Applied Materials (share price +33%) was the largest contributor during the quarter, adding ~96 bps to the Strategy’s total return. Applied Materials develops, manufactures, and services semiconductor wafer fabrication equipment and spare parts for the global semiconductor industry. Share price performance during the period reflected increasing market recognition that demand for AI continues to exceed supply, with silicon availability emerging as a critical bottleneck. With market share in the high teens, Applied Materials is a direct beneficiary of incremental capital spending required to support higher production volumes at leading semiconductor manufacturers.
KLA (share price +21%) was a large contributor during the quarter, adding ~60 bps to the Strategy’s total return. KLA provides process‑control, inspection, and metrology solutions that are critical to semiconductor manufacturing, particularly as chip complexity increases in advanced logic and high‑performance computing. Share price performance reflected confidence that KLA’s leading market share in defect inspection and metrology positions it to benefit from next generation nodes, including 2‑ and 1‑nanometer technologies at leading foundries, as well as long‑term growth in advanced packaging and power semiconductors. During the period, KLA also exceeded earnings and revenue expectations and reinforced its shareholder return profile through a $7 billion share repurchase authorization and a 21% increase in its quarterly dividend.

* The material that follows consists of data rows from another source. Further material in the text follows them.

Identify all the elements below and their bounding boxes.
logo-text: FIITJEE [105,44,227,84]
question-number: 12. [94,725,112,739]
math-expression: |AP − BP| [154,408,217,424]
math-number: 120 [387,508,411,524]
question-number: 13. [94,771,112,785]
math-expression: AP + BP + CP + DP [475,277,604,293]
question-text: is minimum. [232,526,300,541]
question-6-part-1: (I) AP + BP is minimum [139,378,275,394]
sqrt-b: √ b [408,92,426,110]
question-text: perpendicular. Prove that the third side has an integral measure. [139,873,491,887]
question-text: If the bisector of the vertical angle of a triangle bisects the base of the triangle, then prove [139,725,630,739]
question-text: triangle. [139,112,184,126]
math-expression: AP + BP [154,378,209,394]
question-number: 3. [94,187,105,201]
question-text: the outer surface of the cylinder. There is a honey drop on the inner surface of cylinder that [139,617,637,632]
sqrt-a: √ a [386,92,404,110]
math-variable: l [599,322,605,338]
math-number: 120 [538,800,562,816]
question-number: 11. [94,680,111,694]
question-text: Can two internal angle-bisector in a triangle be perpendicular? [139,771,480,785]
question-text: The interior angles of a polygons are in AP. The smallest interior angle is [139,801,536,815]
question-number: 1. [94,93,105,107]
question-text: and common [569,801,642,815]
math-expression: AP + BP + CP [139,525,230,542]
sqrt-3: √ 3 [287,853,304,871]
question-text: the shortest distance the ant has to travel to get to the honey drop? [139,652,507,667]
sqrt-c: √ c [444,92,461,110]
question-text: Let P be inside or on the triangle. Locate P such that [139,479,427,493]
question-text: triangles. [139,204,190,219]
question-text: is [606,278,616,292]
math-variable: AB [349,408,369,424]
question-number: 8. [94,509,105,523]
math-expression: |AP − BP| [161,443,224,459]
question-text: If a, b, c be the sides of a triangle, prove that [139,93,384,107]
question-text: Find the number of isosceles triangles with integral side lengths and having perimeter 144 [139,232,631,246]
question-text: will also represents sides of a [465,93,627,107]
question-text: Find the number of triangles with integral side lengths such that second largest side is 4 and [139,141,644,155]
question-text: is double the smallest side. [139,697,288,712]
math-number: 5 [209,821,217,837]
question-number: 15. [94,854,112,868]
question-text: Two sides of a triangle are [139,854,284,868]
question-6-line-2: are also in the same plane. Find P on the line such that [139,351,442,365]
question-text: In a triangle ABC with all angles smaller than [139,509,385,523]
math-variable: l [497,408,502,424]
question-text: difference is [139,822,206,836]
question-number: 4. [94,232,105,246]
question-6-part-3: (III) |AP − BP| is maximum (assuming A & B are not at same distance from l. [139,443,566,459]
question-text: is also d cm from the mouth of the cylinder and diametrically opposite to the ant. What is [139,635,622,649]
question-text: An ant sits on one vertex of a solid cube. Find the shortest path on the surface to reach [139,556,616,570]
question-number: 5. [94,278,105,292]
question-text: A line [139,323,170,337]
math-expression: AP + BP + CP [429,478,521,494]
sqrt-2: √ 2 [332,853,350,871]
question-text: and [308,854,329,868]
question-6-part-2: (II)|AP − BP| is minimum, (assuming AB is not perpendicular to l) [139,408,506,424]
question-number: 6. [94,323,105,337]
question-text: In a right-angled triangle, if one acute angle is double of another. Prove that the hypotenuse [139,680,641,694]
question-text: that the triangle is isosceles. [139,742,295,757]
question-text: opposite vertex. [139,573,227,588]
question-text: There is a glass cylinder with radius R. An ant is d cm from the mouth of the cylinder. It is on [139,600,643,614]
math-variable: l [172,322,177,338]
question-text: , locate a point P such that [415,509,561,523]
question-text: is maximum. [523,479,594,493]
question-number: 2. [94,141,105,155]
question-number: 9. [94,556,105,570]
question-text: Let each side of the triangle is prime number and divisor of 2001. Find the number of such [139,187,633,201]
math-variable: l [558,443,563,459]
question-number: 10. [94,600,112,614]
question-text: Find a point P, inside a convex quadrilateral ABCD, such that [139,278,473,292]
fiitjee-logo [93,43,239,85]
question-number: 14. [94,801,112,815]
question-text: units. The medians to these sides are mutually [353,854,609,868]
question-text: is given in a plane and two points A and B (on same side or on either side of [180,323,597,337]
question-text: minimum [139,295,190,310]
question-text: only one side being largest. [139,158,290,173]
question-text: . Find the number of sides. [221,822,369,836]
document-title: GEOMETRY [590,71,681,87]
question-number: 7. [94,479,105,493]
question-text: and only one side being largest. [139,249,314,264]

Over any period, stock prices reflect the confluence of many factors as well as the perspectives of myriad other investors, both active and passive, that do not share our perspectives on risk, fundamental economic value creation, or how to properly measure it. Regardless of these other views, over the long term, we believe that it is a reasonable and an economically sound premise that the price of stocks should follow their growth in free cash flow per share and that attractive valuations support economic upside and mitigate risk. This will remain our focus as we seek to deliver both strong absolute and relative returns over the long term.
While this work will continue and is a constant focus of our analytical and portfolio management activities, we expect it to slow in the near term given the sharp recovery in market prices and still-elevated levels of policy-induced risk. While we remain focused on finding new investments that meet our investment criteria and are attractively valued, we do so in the context of a market environment we view as challenged, with risks evident on many fronts.
Portfolio activity
Negative stock price reactions have been driven by concerns about AI code generation tools lowering barriers to entry in software and agentic AI displacing labor and thus reducing the need for licensed application software seats. As we evaluated relative disruption risk within the software ecosystem, we took portfolio action intended to reduce AI-centric product and business model disruption and disintermediation risk. Our trading activity during the quarter balanced these risks with the significant fundamental and valuation support these stocks offer.
To that end, we were able to initiate positions in a number of high-quality companies: J.P. Morgan, Rockwell Automation, Intuitive Surgical, Palo Alto Networks, Hilton Worldwide, Broadcom, Home Depot, Parker Hannifin, and Graco.
During the quarter, we also executed several portfolio rebalancing trades reflective of relative valuation opportunities, risk, and fit with our investment criteria. Turnover during the quarter was 13.2%. While high relative to recent periods, this represents a period of market volatility and uncertainty, and where we have been acting with an aim to improving an already high-quality portfolio to one possessing higher expected levels of economic profit growth and better valuation support.